In 1989, the African Commission, at its 5th Ordinary Session, in Benghazi, Libya, recommended that 21 October – the date the African Charter came into force - be commemorated each year, by all States Parties to the Charter, as AFRICA HUMAN RIGHTS DAY.
Africa Human Rights Day is thus a day when all stakeholders in the promotion and protection of human rights on the Continent have to take stock of the contributions they have made in enhancing human rights. It is a day to recommit efforts and resources into ensuring a culture of human rights on the Continent.
The commemoration this year coincides with the celebration of the 20th Anniversary of the establishment of the African Commission and therefore provides an opportunity for the African Commission to also take stock of its contribution to the African human rights landscape since its establishment.
As we commemorate Africa Human Rights Day and celebrate the 20th anniversary of the African Commission, the African Union remains concerned about the many human rights challenges on the Continent: armed conflicts, poverty, HIV/AIDS, natural diseases, sexual violence, arbitrary arrest and detention of human rights defenders, including journalists and activists.
Since the establishment of the AU, there has been a recommitment by African leaders to the ideals of human rights protection, and an ever-increasing realization that unity, peace and sustainable development cannot be realized without respect for human rights. The establishment of organs such as the Peace and Security Council, Economic, Social and Cultural Council, Pan African Parliament, the African Court on Human and Peoples’ Rights, among others, is a demonstration of the Continent’s determination to mainstream human rights in the programmes, policies and discourse of the AU. The adoption of the African Charter on Democracy, Elections and Governance in January 2007, further expands the scope and integrates the principles of human rights in the political space on the Continent.

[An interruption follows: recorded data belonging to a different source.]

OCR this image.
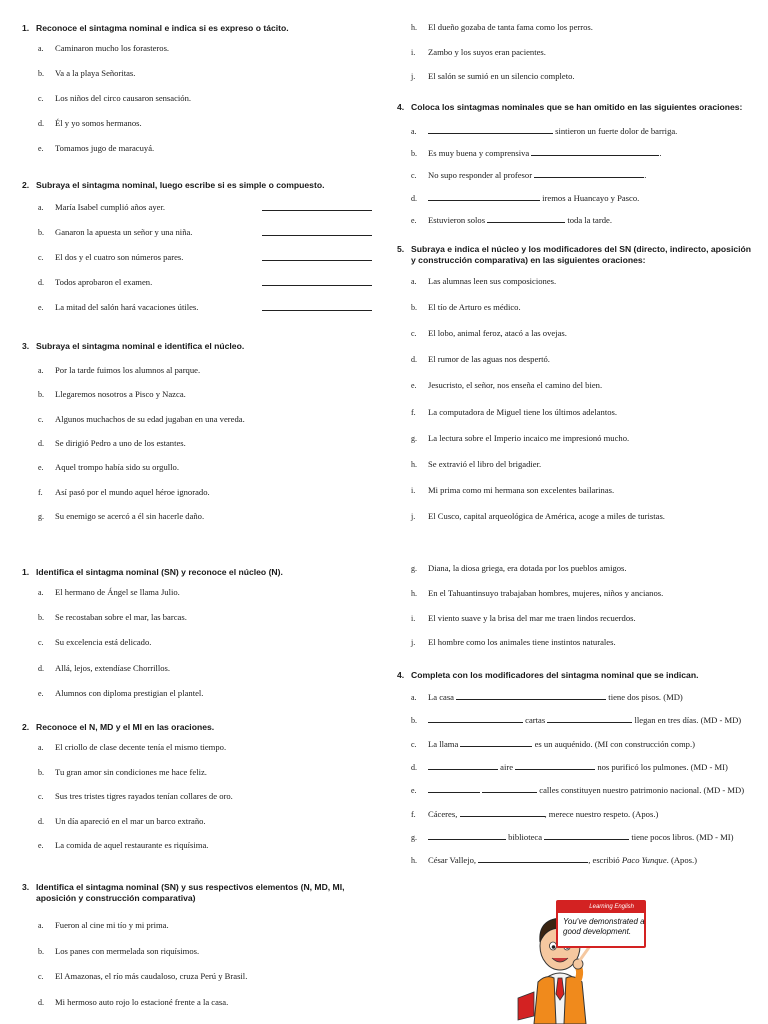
1. Reconoce el sintagma nominal e indica si es expreso o tácito.
a. Caminaron mucho los forasteros.
b. Va a la playa Señoritas.
c. Los niños del circo causaron sensación.
d. Él y yo somos hermanos.
e. Tomamos jugo de maracuyá.
2. Subraya el sintagma nominal, luego escribe si es simple o compuesto.
a. María Isabel cumplió años ayer.
b. Ganaron la apuesta un señor y una niña.
c. El dos y el cuatro son números pares.
d. Todos aprobaron el examen.
e. La mitad del salón hará vacaciones útiles.
3. Subraya el sintagma nominal e identifica el núcleo.
a. Por la tarde fuimos los alumnos al parque.
b. Llegaremos nosotros a Pisco y Nazca.
c. Algunos muchachos de su edad jugaban en una vereda.
d. Se dirigió Pedro a uno de los estantes.
e. Aquel trompo había sido su orgullo.
f. Así pasó por el mundo aquel héroe ignorado.
g. Su enemigo se acercó a él sin hacerle daño.
h. El dueño gozaba de tanta fama como los perros.
i. Zambo y los suyos eran pacientes.
j. El salón se sumió en un silencio completo.
4. Coloca los sintagmas nominales que se han omitido en las siguientes oraciones:
a.	sintieron un fuerte dolor de barriga.
b. Es muy buena y comprensiva	.
c. No supo responder al profesor	.
d.	iremos a Huancayo y Pasco.
e. Estuvieron solos	toda la tarde.
5. Subraya e indica el núcleo y los modificadores del SN (directo, indirecto, aposición y construcción comparativa) en las siguientes oraciones:
a. Las alumnas leen sus composiciones.
b. El tío de Arturo es médico.
c. El lobo, animal feroz, atacó a las ovejas.
d. El rumor de las aguas nos despertó.
e. Jesucristo, el señor, nos enseña el camino del bien.
f. La computadora de Miguel tiene los últimos adelantos.
g. La lectura sobre el Imperio incaico me impresionó mucho.
h. Se extravió el libro del brigadier.
i. Mi prima como mi hermana son excelentes bailarinas.
j. El Cusco, capital arqueológica de América, acoge a miles de turistas.
1. Identifica el sintagma nominal (SN) y reconoce el núcleo (N).
a. El hermano de Ángel se llama Julio.
b. Se recostaban sobre el mar, las barcas.
c. Su excelencia está delicado.
d. Allá, lejos, extendíase Chorrillos.
e. Alumnos con diploma prestigian el plantel.
2. Reconoce el N, MD y el MI en las oraciones.
a. El criollo de clase decente tenía el mismo tiempo.
b. Tu gran amor sin condiciones me hace feliz.
c. Sus tres tristes tigres rayados tenían collares de oro.
d. Un día apareció en el mar un barco extraño.
e. La comida de aquel restaurante es riquísima.
3. Identifica el sintagma nominal (SN) y sus respectivos elementos (N, MD, MI, aposición y construcción comparativa)
a. Fueron al cine mi tío y mi prima.
b. Los panes con mermelada son riquísimos.
c. El Amazonas, el río más caudaloso, cruza Perú y Brasil.
d. Mi hermoso auto rojo lo estacioné frente a la casa.
g. Diana, la diosa griega, era dotada por los pueblos amigos.
h. En el Tahuantinsuyo trabajaban hombres, mujeres, niños y ancianos.
i. El viento suave y la brisa del mar me traen lindos recuerdos.
j. El hombre como los animales tiene instintos naturales.
4. Completa con los modificadores del sintagma nominal que se indican.
a. La casa	tiene dos pisos. (MD)
b.	cartas	llegan en tres días. (MD - MD)
c. La llama	es un auquénido. (MI con construcción comp.)
d.	aire	nos purificó los pulmones. (MD - MI)
e.	calles constituyen nuestro patrimonio nacional. (MD - MD)
f. Cáceres,	, merece nuestro respeto. (Apos.)
g.	biblioteca	tiene pocos libros. (MD - MI)
h. César Vallejo,	, escribió Paco Yunque. (Apos.)
Learning English
You've demonstrated a good development.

On this Human Rights Day, the African Union would like to pay tribute to all organisations working in various domains of human rights in Africa. The African Union also salutes the many human rights activists and human rights defenders who, in formal and informal settings, in large and small communities, often in difficult and hazardous situations, contribute to building a culture of human rights on the Continent. They have demonstrated that human rights are our common heritage and their realisation depends on the contributions that each and every one of us is willing to make, individually and collectively, now and in the future.
If we look back twenty years after the establishment of the African Commission, we can say with some satisfaction that we are undoubtedly moving forward in the right direction. We have been slow in taking some steps; we have dithered at times, and stumbled some times. We have had success on some fronts, and setbacks on some others, but there is no doubt that we have been steadfast in our resolve, firm in our convictions and resolute in our commitment to the promotion and protection of human rights on the Continent.
In commemorating this year’s Africa Human Rights Day, the African Union would like to call upon all the peoples of Africa and the international community to uphold and adhere to all human rights obligations and responsibilities, so as to resolve, once and for all, the Continent’s human rights challenges, build a durable culture of respect for human rights and ensure a climate of peace and security, for sustainable development in Africa.